The assertion that statistically the most common quote attributed to people who had been murdered via shooting was "Go ahead -- shoot me!" made this columnist wonder how scientists had come up with that conclusion. Then we leaped to the assumption that they must have asked people being accused of doing the deed, "What did the victim say?"
The recent news stories about a Wikileaks revelation that al Qaeda has warned Americans that if Osama got whacked, rubbed out or "offed", their preferred form of retaliation would be in the form of a nuclear device.
In all the commotion in recent history over terrorism, we've lost count of the exact number of actual terrorist attacks aimed against the United States. Some of the more paranoid members of the lunatic conspiracy theory community have alleged that the Oklahoma City bombing had stealth links to foreign terrorists. A different branch (Dividians?) of loons thinks that TWA flight 800 was struck by a surface to air missile.

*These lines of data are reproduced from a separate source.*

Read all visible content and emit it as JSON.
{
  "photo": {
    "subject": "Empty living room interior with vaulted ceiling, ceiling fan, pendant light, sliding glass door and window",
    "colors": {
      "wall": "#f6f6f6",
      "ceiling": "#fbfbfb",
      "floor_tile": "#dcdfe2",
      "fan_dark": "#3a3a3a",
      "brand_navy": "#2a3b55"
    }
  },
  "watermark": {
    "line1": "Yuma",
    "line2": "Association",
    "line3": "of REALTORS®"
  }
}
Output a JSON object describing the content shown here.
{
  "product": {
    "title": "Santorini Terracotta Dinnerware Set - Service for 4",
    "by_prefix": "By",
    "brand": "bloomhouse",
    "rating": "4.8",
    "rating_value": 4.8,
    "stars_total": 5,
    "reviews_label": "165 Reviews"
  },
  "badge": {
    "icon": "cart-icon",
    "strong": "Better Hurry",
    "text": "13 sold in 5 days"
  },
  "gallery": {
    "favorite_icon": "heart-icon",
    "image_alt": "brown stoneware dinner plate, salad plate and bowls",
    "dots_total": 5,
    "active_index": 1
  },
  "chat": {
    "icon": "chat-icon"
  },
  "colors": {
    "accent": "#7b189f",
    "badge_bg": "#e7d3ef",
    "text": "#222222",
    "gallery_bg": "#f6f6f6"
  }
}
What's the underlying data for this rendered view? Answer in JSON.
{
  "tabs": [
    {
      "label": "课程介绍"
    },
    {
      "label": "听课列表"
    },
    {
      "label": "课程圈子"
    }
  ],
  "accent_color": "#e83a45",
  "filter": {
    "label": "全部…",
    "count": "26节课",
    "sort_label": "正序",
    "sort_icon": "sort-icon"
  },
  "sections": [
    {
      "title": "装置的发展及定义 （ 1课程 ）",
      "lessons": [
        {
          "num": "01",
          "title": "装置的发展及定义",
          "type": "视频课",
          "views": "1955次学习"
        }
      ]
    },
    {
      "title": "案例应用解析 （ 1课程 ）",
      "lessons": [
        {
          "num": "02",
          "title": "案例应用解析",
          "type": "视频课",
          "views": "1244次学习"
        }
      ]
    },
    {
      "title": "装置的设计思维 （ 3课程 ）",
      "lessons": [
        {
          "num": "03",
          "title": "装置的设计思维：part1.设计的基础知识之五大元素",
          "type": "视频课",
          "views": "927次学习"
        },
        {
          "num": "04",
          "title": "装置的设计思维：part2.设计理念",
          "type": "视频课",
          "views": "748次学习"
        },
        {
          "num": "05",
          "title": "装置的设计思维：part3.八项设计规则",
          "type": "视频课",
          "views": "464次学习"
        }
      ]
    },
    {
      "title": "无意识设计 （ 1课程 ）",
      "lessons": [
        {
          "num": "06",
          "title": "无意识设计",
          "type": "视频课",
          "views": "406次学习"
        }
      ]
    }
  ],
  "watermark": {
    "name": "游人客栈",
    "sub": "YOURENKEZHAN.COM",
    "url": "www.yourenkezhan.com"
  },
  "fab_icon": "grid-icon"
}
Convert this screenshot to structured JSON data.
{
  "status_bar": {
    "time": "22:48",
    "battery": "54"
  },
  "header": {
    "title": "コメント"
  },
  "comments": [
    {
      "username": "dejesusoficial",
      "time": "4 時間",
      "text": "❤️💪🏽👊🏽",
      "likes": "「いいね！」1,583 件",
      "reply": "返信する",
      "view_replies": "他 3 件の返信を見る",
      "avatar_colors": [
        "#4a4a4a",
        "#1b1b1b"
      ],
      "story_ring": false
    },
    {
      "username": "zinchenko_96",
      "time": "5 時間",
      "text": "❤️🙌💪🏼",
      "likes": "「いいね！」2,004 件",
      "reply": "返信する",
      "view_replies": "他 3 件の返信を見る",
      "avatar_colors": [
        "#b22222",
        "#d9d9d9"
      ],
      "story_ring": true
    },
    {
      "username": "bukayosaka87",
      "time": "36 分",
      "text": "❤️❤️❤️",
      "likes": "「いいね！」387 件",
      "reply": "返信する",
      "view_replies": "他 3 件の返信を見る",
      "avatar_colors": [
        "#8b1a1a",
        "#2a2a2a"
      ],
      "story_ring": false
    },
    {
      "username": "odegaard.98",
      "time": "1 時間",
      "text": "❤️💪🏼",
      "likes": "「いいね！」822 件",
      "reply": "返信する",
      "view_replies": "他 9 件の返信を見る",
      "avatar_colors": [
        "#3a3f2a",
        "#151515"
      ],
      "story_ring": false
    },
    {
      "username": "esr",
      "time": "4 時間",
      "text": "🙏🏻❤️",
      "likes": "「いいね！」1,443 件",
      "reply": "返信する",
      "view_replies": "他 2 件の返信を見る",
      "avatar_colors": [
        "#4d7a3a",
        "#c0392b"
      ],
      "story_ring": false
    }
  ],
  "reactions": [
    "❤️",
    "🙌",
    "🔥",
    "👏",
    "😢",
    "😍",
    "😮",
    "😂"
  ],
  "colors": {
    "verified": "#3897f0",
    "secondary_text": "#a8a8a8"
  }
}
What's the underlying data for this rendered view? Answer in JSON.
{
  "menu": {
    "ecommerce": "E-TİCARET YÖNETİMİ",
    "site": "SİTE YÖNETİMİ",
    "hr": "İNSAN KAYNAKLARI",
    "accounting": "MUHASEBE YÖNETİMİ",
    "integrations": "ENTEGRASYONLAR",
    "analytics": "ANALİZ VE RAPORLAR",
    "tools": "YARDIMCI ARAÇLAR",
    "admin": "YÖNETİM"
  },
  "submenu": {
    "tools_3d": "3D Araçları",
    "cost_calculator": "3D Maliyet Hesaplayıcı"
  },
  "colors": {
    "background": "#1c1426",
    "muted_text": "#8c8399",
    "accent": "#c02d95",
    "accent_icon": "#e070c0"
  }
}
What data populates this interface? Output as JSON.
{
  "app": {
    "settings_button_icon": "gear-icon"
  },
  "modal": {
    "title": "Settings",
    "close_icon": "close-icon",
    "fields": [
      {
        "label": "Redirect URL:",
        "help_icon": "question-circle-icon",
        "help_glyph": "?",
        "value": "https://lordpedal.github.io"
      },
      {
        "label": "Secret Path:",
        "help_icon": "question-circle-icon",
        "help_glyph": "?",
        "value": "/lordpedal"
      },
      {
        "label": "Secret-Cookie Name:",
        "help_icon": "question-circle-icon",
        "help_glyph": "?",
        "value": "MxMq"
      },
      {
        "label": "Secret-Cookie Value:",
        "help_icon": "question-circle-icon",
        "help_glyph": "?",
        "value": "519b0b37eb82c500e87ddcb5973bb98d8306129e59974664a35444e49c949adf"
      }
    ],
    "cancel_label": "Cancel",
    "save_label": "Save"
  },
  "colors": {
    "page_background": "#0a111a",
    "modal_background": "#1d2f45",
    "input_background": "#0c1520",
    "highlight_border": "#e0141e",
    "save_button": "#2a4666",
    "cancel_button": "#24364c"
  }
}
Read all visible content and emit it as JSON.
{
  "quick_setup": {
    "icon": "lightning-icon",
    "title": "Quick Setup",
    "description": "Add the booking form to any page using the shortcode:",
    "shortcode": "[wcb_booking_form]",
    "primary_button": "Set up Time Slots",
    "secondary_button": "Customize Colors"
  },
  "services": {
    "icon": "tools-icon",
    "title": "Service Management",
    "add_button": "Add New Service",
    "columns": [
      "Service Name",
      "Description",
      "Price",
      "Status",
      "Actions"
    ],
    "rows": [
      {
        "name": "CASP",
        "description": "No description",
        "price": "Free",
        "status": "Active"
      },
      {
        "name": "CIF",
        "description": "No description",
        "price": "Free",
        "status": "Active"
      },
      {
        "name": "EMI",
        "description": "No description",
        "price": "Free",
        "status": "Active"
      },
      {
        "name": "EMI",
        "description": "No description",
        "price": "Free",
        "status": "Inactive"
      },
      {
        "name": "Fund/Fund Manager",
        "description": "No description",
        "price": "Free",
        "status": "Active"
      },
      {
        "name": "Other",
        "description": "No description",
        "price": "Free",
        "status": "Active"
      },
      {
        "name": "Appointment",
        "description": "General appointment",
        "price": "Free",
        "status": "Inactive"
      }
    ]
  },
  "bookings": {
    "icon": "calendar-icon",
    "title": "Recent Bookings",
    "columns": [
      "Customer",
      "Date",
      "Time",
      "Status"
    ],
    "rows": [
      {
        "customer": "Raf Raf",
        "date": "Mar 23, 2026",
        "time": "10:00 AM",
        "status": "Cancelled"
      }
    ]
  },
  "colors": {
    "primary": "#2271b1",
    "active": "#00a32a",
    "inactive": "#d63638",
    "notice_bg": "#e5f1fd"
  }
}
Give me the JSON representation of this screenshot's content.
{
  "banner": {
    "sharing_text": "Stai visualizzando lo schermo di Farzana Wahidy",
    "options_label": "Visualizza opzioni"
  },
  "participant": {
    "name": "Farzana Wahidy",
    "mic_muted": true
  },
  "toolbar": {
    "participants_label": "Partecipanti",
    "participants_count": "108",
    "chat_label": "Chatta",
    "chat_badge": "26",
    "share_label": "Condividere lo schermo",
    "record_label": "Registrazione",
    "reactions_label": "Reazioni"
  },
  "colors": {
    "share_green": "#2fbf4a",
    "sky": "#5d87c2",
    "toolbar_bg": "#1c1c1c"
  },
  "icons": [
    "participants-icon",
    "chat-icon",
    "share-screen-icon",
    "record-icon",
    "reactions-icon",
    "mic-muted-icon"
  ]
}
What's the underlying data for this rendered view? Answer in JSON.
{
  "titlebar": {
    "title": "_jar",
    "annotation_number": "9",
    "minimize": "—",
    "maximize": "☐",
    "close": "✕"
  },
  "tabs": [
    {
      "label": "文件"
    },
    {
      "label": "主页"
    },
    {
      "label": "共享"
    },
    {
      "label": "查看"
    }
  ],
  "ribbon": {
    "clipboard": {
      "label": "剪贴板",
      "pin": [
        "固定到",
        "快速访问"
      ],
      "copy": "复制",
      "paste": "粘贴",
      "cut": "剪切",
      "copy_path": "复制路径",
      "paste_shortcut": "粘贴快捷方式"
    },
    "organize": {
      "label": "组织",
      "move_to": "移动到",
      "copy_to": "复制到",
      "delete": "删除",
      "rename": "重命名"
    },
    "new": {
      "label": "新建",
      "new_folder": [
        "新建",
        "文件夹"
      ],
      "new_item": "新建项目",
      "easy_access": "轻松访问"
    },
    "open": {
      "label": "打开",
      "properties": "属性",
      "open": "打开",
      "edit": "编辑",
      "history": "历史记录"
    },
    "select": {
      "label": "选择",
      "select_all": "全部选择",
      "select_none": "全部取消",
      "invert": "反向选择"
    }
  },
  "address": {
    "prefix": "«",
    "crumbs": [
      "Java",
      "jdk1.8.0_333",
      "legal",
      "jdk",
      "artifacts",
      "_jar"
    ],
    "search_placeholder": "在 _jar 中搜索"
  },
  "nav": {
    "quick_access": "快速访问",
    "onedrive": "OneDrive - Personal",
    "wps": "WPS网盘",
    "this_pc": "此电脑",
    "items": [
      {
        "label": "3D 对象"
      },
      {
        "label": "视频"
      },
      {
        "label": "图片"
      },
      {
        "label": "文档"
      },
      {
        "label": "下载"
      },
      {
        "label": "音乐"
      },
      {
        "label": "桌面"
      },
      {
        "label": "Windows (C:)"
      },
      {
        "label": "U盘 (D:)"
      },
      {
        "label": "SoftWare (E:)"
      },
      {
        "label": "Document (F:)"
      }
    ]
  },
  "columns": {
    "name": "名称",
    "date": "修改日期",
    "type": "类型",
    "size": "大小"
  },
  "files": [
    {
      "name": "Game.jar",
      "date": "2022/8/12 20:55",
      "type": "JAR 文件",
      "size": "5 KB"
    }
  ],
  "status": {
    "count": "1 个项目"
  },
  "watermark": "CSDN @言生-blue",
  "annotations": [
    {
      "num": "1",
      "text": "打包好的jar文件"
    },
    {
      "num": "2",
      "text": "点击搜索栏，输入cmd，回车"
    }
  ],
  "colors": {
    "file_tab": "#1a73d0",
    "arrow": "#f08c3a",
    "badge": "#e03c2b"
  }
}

Should the events of September 11, 2001 be counted as one coordinated attack or several separate attacks?
Some of the fellows wearing "9-11 was an inside job" T-shirts don't think that the attacks on the World Trade Center should be counted as the work of terrorists.
Whatever the exact number is, it's obvious that America's leaders either don't think that a nuclear response to the hit on bin Laden is possible or, if it is, it won't matter in the overall assessment by future historians studying George W. Bush's "Forever War."
America will, alone if necessary, stride forward [like Marshal Will Kane (Garry Cooper) in the movie "High Noon"] to face the bad guys with stoic determination.
In literary circles, there is an urban legend that Owen Wister (not Whistler like the guy who painted his mother) offered $100 (a considerable amount of money at that time) for any fact checker who could provide a contemporary newspaper account of a movie style "drawdown" example of gunplay. No one ever collected the money.
The shootout at the OK Corral was more like a horse era drive by shooting than anything staged and choreographed by George Stevens and his cinematographer.
In "The Man who shot Liberty Valance," a mild mannered lawyer is perceived to be a hero who shot a bad guy in self defense and parlays that into a lifetime series of political triumphs. The man who actually did shoot Liberty Valance (Lee Marvin) remains anonymous. Since some pundits have asserted that the Osama hit will provide President Obama with a surge in popularity that will propel him to a second term, there might be an opportunity to add some contemporary political commentary to a nostalgic column reassessing that almost forgotten John Ford classic film.
Could a clever writer produce a column about the shootout at the bin Laden compound corral and make it sound like a parody of Ernst Hemingway's short story titled "The Killers"?
In the 1940 film "The Bank Dick," W. C. Fields, under the scriptwriting pseudonym of Mahatma Kane Jeeves, included a bit that permitted the comedian to spoof the concept of using a gun under his coat for a fast-draw emergency situation.
Didn't famed film critic (and one time Berkeley CA resident) Pauline Kael succinctly express Hollywood's love affair with gunplay in a collection of her movie reviews titled: "Kiss, kiss, bang, bang"?
The opening sequence in "Lord of War" (an underappreciated classic) portrayed the life of a single bullet.
Wasn't "the single bullet theory" invented by Arlen Specter?
Which brings us to: "Back and to the left!"